Amendment of provisions due to their transfer to FINIV-FINMA (CISO-FINMA 67 to 76)

The former Articles 68-71 („Risk management and risk control“) and 73-76 („Asset managers of collective investment schemes“) are institution-specific and were transferred to FINIV-FINMA without major material changes; see the comments above. The only provisions remaining in the KKV-FINMA are those specifically geared to SICAVs.

Provisions concerning real estate funds

KKV-FINMA 86 specifies that buildings in progress and (new) building land must be listed in the statement of assets at market value.
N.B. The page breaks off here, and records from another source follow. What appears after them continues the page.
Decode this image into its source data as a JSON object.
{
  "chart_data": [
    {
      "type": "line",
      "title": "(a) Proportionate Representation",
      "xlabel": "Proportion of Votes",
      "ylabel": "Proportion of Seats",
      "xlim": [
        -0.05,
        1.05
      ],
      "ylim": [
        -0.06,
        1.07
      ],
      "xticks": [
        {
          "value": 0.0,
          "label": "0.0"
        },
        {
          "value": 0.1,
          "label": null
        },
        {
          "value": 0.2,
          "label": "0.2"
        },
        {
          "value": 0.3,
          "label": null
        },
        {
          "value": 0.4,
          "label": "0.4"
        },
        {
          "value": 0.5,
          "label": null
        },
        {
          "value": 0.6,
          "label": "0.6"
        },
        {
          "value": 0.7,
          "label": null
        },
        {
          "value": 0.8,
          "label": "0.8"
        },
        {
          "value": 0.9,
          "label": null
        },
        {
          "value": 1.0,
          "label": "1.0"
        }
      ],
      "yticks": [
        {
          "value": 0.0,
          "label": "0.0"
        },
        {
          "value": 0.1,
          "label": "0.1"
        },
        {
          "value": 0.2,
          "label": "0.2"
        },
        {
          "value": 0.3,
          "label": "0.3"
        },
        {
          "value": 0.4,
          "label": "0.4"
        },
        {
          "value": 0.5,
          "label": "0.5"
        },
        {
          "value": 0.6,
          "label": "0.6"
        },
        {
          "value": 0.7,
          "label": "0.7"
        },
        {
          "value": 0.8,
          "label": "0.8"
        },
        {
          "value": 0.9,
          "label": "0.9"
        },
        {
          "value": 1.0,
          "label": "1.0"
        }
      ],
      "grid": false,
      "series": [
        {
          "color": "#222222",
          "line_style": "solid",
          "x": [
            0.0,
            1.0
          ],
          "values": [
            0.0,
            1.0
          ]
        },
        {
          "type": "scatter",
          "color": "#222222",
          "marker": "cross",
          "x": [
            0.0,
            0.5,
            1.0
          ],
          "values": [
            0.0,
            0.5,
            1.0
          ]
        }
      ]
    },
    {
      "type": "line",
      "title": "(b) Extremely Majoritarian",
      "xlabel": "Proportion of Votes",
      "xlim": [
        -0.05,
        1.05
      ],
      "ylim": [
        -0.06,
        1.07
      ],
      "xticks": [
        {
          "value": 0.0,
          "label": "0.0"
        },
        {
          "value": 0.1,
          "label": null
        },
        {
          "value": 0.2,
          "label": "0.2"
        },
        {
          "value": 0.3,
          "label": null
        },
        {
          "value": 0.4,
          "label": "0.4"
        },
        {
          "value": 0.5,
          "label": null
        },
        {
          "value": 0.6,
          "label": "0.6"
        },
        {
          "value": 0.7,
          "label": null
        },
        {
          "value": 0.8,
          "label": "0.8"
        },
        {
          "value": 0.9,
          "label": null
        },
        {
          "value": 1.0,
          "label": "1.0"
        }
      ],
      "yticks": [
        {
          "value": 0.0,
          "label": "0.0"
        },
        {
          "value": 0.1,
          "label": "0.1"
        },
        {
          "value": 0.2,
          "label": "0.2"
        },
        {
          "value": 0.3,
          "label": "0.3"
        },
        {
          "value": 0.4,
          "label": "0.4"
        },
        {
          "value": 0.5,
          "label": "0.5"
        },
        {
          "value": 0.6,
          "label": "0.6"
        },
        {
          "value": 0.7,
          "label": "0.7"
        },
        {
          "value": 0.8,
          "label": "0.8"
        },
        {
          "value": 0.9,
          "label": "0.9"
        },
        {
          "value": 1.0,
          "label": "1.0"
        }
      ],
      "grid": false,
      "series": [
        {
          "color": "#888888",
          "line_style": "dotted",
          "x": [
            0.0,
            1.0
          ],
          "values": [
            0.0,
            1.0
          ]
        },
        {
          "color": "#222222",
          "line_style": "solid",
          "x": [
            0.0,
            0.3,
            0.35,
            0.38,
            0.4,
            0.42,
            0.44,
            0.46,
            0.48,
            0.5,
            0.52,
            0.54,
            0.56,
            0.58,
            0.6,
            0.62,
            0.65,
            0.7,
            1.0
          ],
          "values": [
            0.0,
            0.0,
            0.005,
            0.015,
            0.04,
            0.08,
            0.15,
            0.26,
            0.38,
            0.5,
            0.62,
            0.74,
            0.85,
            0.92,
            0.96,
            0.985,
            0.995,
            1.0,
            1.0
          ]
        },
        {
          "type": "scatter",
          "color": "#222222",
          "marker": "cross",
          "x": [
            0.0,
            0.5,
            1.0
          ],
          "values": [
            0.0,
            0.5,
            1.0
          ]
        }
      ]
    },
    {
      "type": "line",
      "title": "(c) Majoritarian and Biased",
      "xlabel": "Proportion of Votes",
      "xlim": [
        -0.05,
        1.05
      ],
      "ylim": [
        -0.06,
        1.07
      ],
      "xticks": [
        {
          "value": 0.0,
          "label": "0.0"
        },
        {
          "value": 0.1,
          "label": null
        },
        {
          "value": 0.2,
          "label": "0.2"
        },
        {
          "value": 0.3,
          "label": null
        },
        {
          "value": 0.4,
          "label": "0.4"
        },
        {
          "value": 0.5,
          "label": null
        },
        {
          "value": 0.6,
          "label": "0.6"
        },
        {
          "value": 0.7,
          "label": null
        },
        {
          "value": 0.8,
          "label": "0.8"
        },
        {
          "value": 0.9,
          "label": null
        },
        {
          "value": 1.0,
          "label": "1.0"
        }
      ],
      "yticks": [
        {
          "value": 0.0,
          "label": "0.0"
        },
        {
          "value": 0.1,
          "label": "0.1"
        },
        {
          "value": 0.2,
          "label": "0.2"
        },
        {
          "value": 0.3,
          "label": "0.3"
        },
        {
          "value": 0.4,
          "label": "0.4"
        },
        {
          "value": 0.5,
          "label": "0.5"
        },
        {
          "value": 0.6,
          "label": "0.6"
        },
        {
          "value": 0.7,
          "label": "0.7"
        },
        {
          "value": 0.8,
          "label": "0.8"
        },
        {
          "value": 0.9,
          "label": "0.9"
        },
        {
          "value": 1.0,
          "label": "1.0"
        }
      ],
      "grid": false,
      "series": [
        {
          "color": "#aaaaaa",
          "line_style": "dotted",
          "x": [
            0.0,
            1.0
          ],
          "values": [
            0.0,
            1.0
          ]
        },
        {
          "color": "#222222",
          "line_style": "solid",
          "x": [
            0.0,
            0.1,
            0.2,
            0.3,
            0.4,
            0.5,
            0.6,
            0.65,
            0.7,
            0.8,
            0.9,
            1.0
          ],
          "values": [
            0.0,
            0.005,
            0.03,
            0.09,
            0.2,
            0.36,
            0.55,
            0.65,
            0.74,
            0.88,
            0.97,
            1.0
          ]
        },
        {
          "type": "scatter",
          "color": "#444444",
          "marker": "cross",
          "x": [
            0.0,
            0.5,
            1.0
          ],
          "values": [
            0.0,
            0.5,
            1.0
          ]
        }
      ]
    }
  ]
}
However, Article 107 concerning the simplified prospectus for real estate funds was deleted without replacement. After the transitional period ending on 31.12.2021 (FIDLEV 110/a), only the basic information sheet pursuant to FIDLEG 58 et seq. will be available for public real estate funds.

Further adjustments

  • Art. 110: Deletion of paragraph 2 concerning the interim audit of the licensees;
  • Art. 111: new paragraph 1bis according to which the audit of the management of collective investment schemes and compliance with the provisions not relating to the annual financial statements is the subject of the supervisory audit (and not the audit of the accounts) at the fund management company;
  • Form of delivery (Art. 116a): In analogy to the provision of FINIV-FINMA 24 (cf. above), applications for approval and authorisation of collective investment schemes, prospectuses and basic information sheets, notifications of amendments as well as annual and semi-annual reports must also be submitted to FINMA in electronic form. Again, FINMA’s templates are to be used for this purpose, and again FINMA may grant exceptions.
  • Article 118 was also deleted with the transitional provisions to the last version of the KKV-FINMA, which entered into force on 1 January 2015, already expiring in 2016/2017.

Conclusion

With the planned Swiss L-QIF, there is the possibility that fund products aimed exclusively at qualified investors, particularly in the area of illiquid or semi-liquid investment strategies such as private equity, venture capital, infrastructure, real estate and private debt, will increasingly be launched in Switzerland in the future. This should lead to an increased part of the value chain of fund services remaining in Switzerland in the future and thus sustainably strengthen Switzerland as a fund location.

However, the existing disadvantages of Swiss collective investment schemes in connection with the lack of harmonised access to the EU market and the Swiss withholding tax will not be eliminated by the introduction of the L-QIF.